Die Iraker sitzen auf einem Pulverfass - und das im wahrsten Sinne des Wortes. Anschläge wie die jüngsten auf den Sitz des Internationalen Komitees vom Roten Kreuz oder das Hotel "El Raschid" in Bagdad wurden nicht zuletzt deshalb möglich, weil es überall im Lande noch Unmengen an Waffen und Munition gibt. Zwar sind die Besatzungstruppen unermüdlich im Einsatz, um die geheimen Waffendepots des gestürzten Regimes auszuheben, doch bis alle zerstört sind, kann noch ein Jahrzehnt vergehen.
Viele Waffenlager nicht gefunden
"Wir finden jeden Tag neue Lager - riesige Lager", erklärt der Befehlshaber der US-Truppen in Irak, General Ricardo Sanchez. "Wir stellen dann immer sofort Wachen ab, aber viele Waffendepots haben wir vermutlich noch gar nicht gefunden." So herrscht vor allem über den Verbleib von riesigen Mengen Munition Unklarheit - zwischen 650.000 und einer Million Tonnen werden noch gesucht, wie der für die Aufspürung zuständige Brigadegeneral Rupert Davis einräumt.
Das Albtraumszenario liegt für die US-Truppen auf der Hand. Anhänger des gestürzten Staatschefs Saddam Hussein und andere Extremisten könnten sich der geheimen Arsenale bemächtigen und Sprengsätze für verheerende Anschläge bauen, wie dies ja auch schon geschehen ist.

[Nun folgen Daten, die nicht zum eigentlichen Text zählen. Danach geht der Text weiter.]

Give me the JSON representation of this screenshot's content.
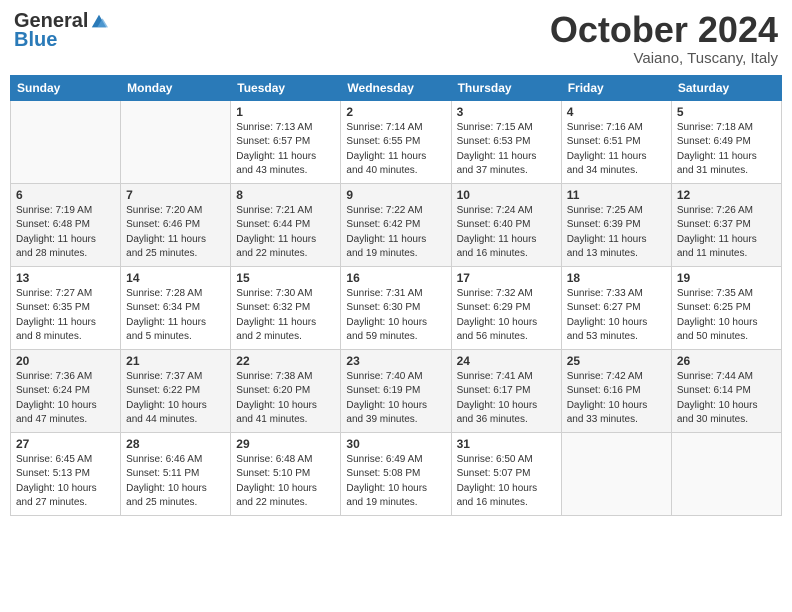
{
  "header": {
    "logo_general": "General",
    "logo_blue": "Blue",
    "month_title": "October 2024",
    "location": "Vaiano, Tuscany, Italy"
  },
  "days_of_week": [
    "Sunday",
    "Monday",
    "Tuesday",
    "Wednesday",
    "Thursday",
    "Friday",
    "Saturday"
  ],
  "weeks": [
    [
      {
        "day": "",
        "sunrise": "",
        "sunset": "",
        "daylight": ""
      },
      {
        "day": "",
        "sunrise": "",
        "sunset": "",
        "daylight": ""
      },
      {
        "day": "1",
        "sunrise": "Sunrise: 7:13 AM",
        "sunset": "Sunset: 6:57 PM",
        "daylight": "Daylight: 11 hours and 43 minutes."
      },
      {
        "day": "2",
        "sunrise": "Sunrise: 7:14 AM",
        "sunset": "Sunset: 6:55 PM",
        "daylight": "Daylight: 11 hours and 40 minutes."
      },
      {
        "day": "3",
        "sunrise": "Sunrise: 7:15 AM",
        "sunset": "Sunset: 6:53 PM",
        "daylight": "Daylight: 11 hours and 37 minutes."
      },
      {
        "day": "4",
        "sunrise": "Sunrise: 7:16 AM",
        "sunset": "Sunset: 6:51 PM",
        "daylight": "Daylight: 11 hours and 34 minutes."
      },
      {
        "day": "5",
        "sunrise": "Sunrise: 7:18 AM",
        "sunset": "Sunset: 6:49 PM",
        "daylight": "Daylight: 11 hours and 31 minutes."
      }
    ],
    [
      {
        "day": "6",
        "sunrise": "Sunrise: 7:19 AM",
        "sunset": "Sunset: 6:48 PM",
        "daylight": "Daylight: 11 hours and 28 minutes."
      },
      {
        "day": "7",
        "sunrise": "Sunrise: 7:20 AM",
        "sunset": "Sunset: 6:46 PM",
        "daylight": "Daylight: 11 hours and 25 minutes."
      },
      {
        "day": "8",
        "sunrise": "Sunrise: 7:21 AM",
        "sunset": "Sunset: 6:44 PM",
        "daylight": "Daylight: 11 hours and 22 minutes."
      },
      {
        "day": "9",
        "sunrise": "Sunrise: 7:22 AM",
        "sunset": "Sunset: 6:42 PM",
        "daylight": "Daylight: 11 hours and 19 minutes."
      },
      {
        "day": "10",
        "sunrise": "Sunrise: 7:24 AM",
        "sunset": "Sunset: 6:40 PM",
        "daylight": "Daylight: 11 hours and 16 minutes."
      },
      {
        "day": "11",
        "sunrise": "Sunrise: 7:25 AM",
        "sunset": "Sunset: 6:39 PM",
        "daylight": "Daylight: 11 hours and 13 minutes."
      },
      {
        "day": "12",
        "sunrise": "Sunrise: 7:26 AM",
        "sunset": "Sunset: 6:37 PM",
        "daylight": "Daylight: 11 hours and 11 minutes."
      }
    ],
    [
      {
        "day": "13",
        "sunrise": "Sunrise: 7:27 AM",
        "sunset": "Sunset: 6:35 PM",
        "daylight": "Daylight: 11 hours and 8 minutes."
      },
      {
        "day": "14",
        "sunrise": "Sunrise: 7:28 AM",
        "sunset": "Sunset: 6:34 PM",
        "daylight": "Daylight: 11 hours and 5 minutes."
      },
      {
        "day": "15",
        "sunrise": "Sunrise: 7:30 AM",
        "sunset": "Sunset: 6:32 PM",
        "daylight": "Daylight: 11 hours and 2 minutes."
      },
      {
        "day": "16",
        "sunrise": "Sunrise: 7:31 AM",
        "sunset": "Sunset: 6:30 PM",
        "daylight": "Daylight: 10 hours and 59 minutes."
      },
      {
        "day": "17",
        "sunrise": "Sunrise: 7:32 AM",
        "sunset": "Sunset: 6:29 PM",
        "daylight": "Daylight: 10 hours and 56 minutes."
      },
      {
        "day": "18",
        "sunrise": "Sunrise: 7:33 AM",
        "sunset": "Sunset: 6:27 PM",
        "daylight": "Daylight: 10 hours and 53 minutes."
      },
      {
        "day": "19",
        "sunrise": "Sunrise: 7:35 AM",
        "sunset": "Sunset: 6:25 PM",
        "daylight": "Daylight: 10 hours and 50 minutes."
      }
    ],
    [
      {
        "day": "20",
        "sunrise": "Sunrise: 7:36 AM",
        "sunset": "Sunset: 6:24 PM",
        "daylight": "Daylight: 10 hours and 47 minutes."
      },
      {
        "day": "21",
        "sunrise": "Sunrise: 7:37 AM",
        "sunset": "Sunset: 6:22 PM",
        "daylight": "Daylight: 10 hours and 44 minutes."
      },
      {
        "day": "22",
        "sunrise": "Sunrise: 7:38 AM",
        "sunset": "Sunset: 6:20 PM",
        "daylight": "Daylight: 10 hours and 41 minutes."
      },
      {
        "day": "23",
        "sunrise": "Sunrise: 7:40 AM",
        "sunset": "Sunset: 6:19 PM",
        "daylight": "Daylight: 10 hours and 39 minutes."
      },
      {
        "day": "24",
        "sunrise": "Sunrise: 7:41 AM",
        "sunset": "Sunset: 6:17 PM",
        "daylight": "Daylight: 10 hours and 36 minutes."
      },
      {
        "day": "25",
        "sunrise": "Sunrise: 7:42 AM",
        "sunset": "Sunset: 6:16 PM",
        "daylight": "Daylight: 10 hours and 33 minutes."
      },
      {
        "day": "26",
        "sunrise": "Sunrise: 7:44 AM",
        "sunset": "Sunset: 6:14 PM",
        "daylight": "Daylight: 10 hours and 30 minutes."
      }
    ],
    [
      {
        "day": "27",
        "sunrise": "Sunrise: 6:45 AM",
        "sunset": "Sunset: 5:13 PM",
        "daylight": "Daylight: 10 hours and 27 minutes."
      },
      {
        "day": "28",
        "sunrise": "Sunrise: 6:46 AM",
        "sunset": "Sunset: 5:11 PM",
        "daylight": "Daylight: 10 hours and 25 minutes."
      },
      {
        "day": "29",
        "sunrise": "Sunrise: 6:48 AM",
        "sunset": "Sunset: 5:10 PM",
        "daylight": "Daylight: 10 hours and 22 minutes."
      },
      {
        "day": "30",
        "sunrise": "Sunrise: 6:49 AM",
        "sunset": "Sunset: 5:08 PM",
        "daylight": "Daylight: 10 hours and 19 minutes."
      },
      {
        "day": "31",
        "sunrise": "Sunrise: 6:50 AM",
        "sunset": "Sunset: 5:07 PM",
        "daylight": "Daylight: 10 hours and 16 minutes."
      },
      {
        "day": "",
        "sunrise": "",
        "sunset": "",
        "daylight": ""
      },
      {
        "day": "",
        "sunrise": "",
        "sunset": "",
        "daylight": ""
      }
    ]
  ]
}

Die bereits erfolgte Zerstörung von Waffenlagern erscheint vor diesem Hintergrund wie ein Tropfen auf den heißen Stein.
Depots mit Ausmaßen von 15 mal 15 Kilometern
Seit April haben die siegreichen Koalitionstruppen nach eigenen Angaben rund 500 Tonnen Munition vernichtet. Mehr als die doppelte Menge wurde im vergangenen Monat zusätzlich von Privatfirmen zerstört, die zur Hilfe verpflichtet wurden. Doch wird Irak noch auf Jahre hinaus eine Goldgrube zur illegalen Beschaffung von Waffen und Munition bleiben. Und diese lagern in Verstecken, deren Anzahl und Umfang der Materialmenge voll entspricht. Manche Depots sollen Ausmaße von 15 mal 15 Kilometern haben, andere befinden sich in Schulen und Wohnhäusern oder auf freiem Feld.

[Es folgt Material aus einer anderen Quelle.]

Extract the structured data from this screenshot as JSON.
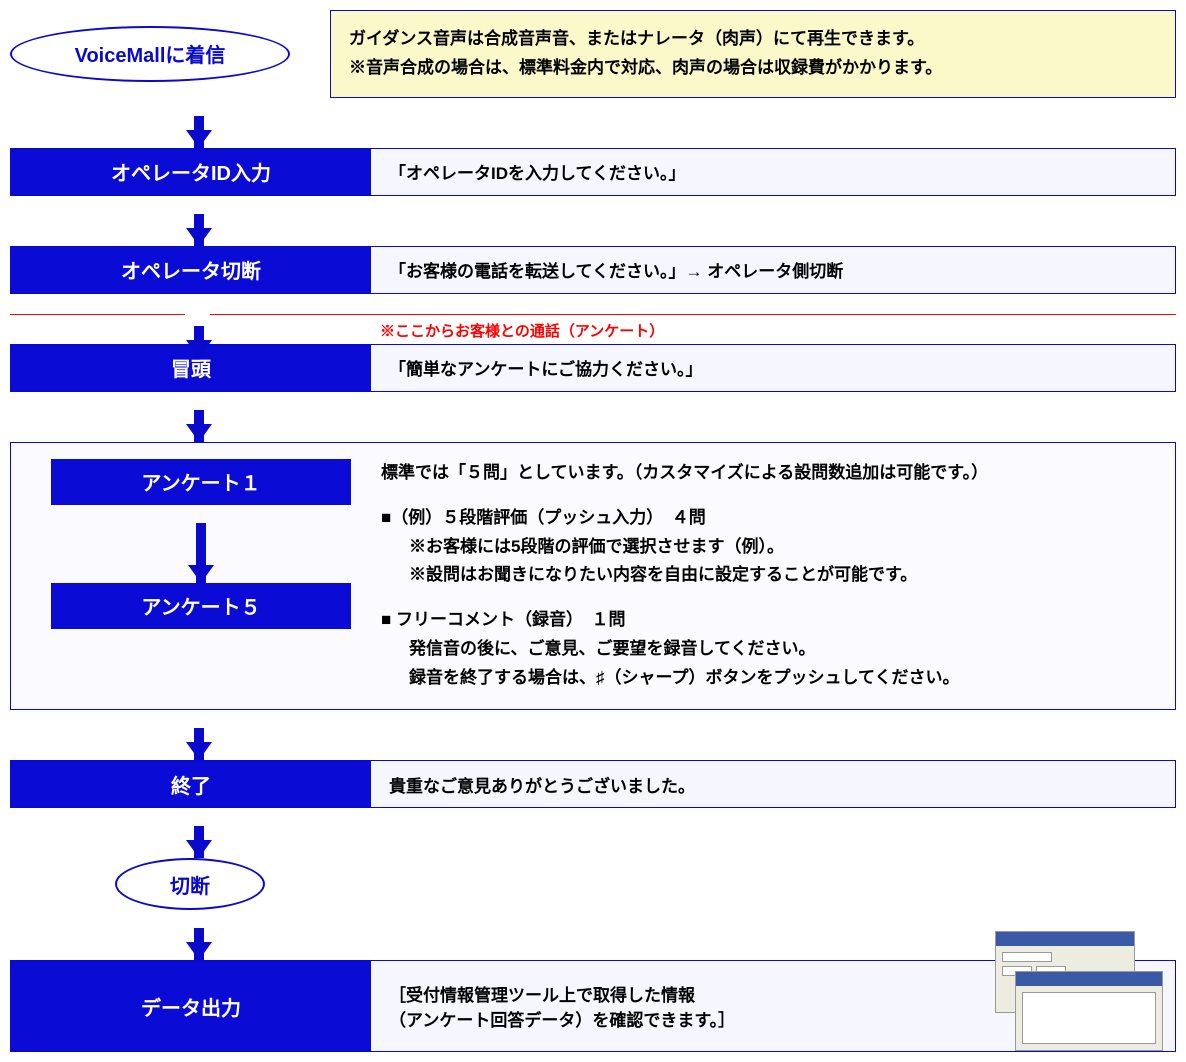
{
  "start_ellipse": "VoiceMallに着信",
  "note": {
    "line1": "ガイダンス音声は合成音声音、またはナレータ（肉声）にて再生できます。",
    "line2": "※音声合成の場合は、標準料金内で対応、肉声の場合は収録費がかかります。"
  },
  "steps": {
    "operator_id": {
      "label": "オペレータID入力",
      "desc": "「オペレータIDを入力してください。」"
    },
    "operator_disconnect": {
      "label": "オペレータ切断",
      "desc": "「お客様の電話を転送してください。」→ オペレータ側切断"
    },
    "intro": {
      "label": "冒頭",
      "desc": "「簡単なアンケートにご協力ください。」"
    },
    "end": {
      "label": "終了",
      "desc": "貴重なご意見ありがとうございました。"
    },
    "data_output": {
      "label": "データ出力",
      "desc1": "［受付情報管理ツール上で取得した情報",
      "desc2": "（アンケート回答データ）を確認できます。］"
    }
  },
  "divider_note": "※ここからお客様との通話（アンケート）",
  "survey": {
    "label1": "アンケート１",
    "label5": "アンケート５",
    "top": "標準では「５問」としています。（カスタマイズによる設問数追加は可能です。）",
    "block1_head": "■（例）５段階評価（プッシュ入力）　４問",
    "block1_l1": "※お客様には5段階の評価で選択させます（例）。",
    "block1_l2": "※設問はお聞きになりたい内容を自由に設定することが可能です。",
    "block2_head": "■ フリーコメント（録音）　１問",
    "block2_l1": "発信音の後に、ご意見、ご要望を録音してください。",
    "block2_l2": "録音を終了する場合は、♯（シャープ）ボタンをプッシュしてください。"
  },
  "disconnect_ellipse": "切断"
}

Letztere stellen ein großes Risiko für die Zivilbevölkerung dar. Immer wieder kommt es vor, dass etwa Bauern beim Pflügen ihres Feldes auf einen vergrabenen Sprengsatz stoßen und schwere Verletzungen davon tragen oder gar ihr Leben verlieren. Gehäuft haben sich solche tragischen Unglücksfälle in der letzten Zeit in El Mukasib, einer ländlichen Gemeinde westlich von Bagdad.
Zahlreiche Blindgänger
Die Gegend wurde während des Irak-Kriegs massiv bombardiert, weil sich dort einer der Paläste Saddam Husseins befindet. Zu den im Umkreis vergrabenen Waffen des alten Regimes kommen also auch noch zahlreiche Blindgänger der Koalitionsstreitkräfte hinzu. Der Bauer Adnan Ajad Naif hat vor drei Monaten seine Frau verloren, die bei der Feldarbeit auf eine Bombe trat und damit eine Explosion auslöste. Nun fürchtet er täglich, dass auch seine kleinen Kinder auf diese Weise sterben könnten.
Naifs Nachbar Abbas Ali beschwert sich darüber, dass die Beseitigung der Waffenlager viel zu langsam vor sich gehe: "Vor zwei Wochen sind Soldaten hergekommen, haben ein weites Gebiet mit einem Seil abgesperrt und ein Schild mit der Aufschrift ’Gefahr’ angehängt. Seitdem ist nichts mehr passiert. Und das Schild haben Kinder längst gestohlen."
Unberechenbares Minenfeld
Oberstleutnant George Krivo von der US-Armee erklärt, dass jedes entdeckte Lager von Waffen und Munition beziehungsweise Blindgängern auf eine Liste zur Zerstörung gesetzt werde, die dann systematisch abgearbeitet werden müsse. Dabei würden je nach Gefährlichkeit Prioritäten gesetzt. Vielen Irakern dauert dies indessen viel zu lange. Sie befürchten wohl zu Recht, dass ihr Land noch auf Jahre hinaus ein unberechenbares Minenfeld bleiben wird.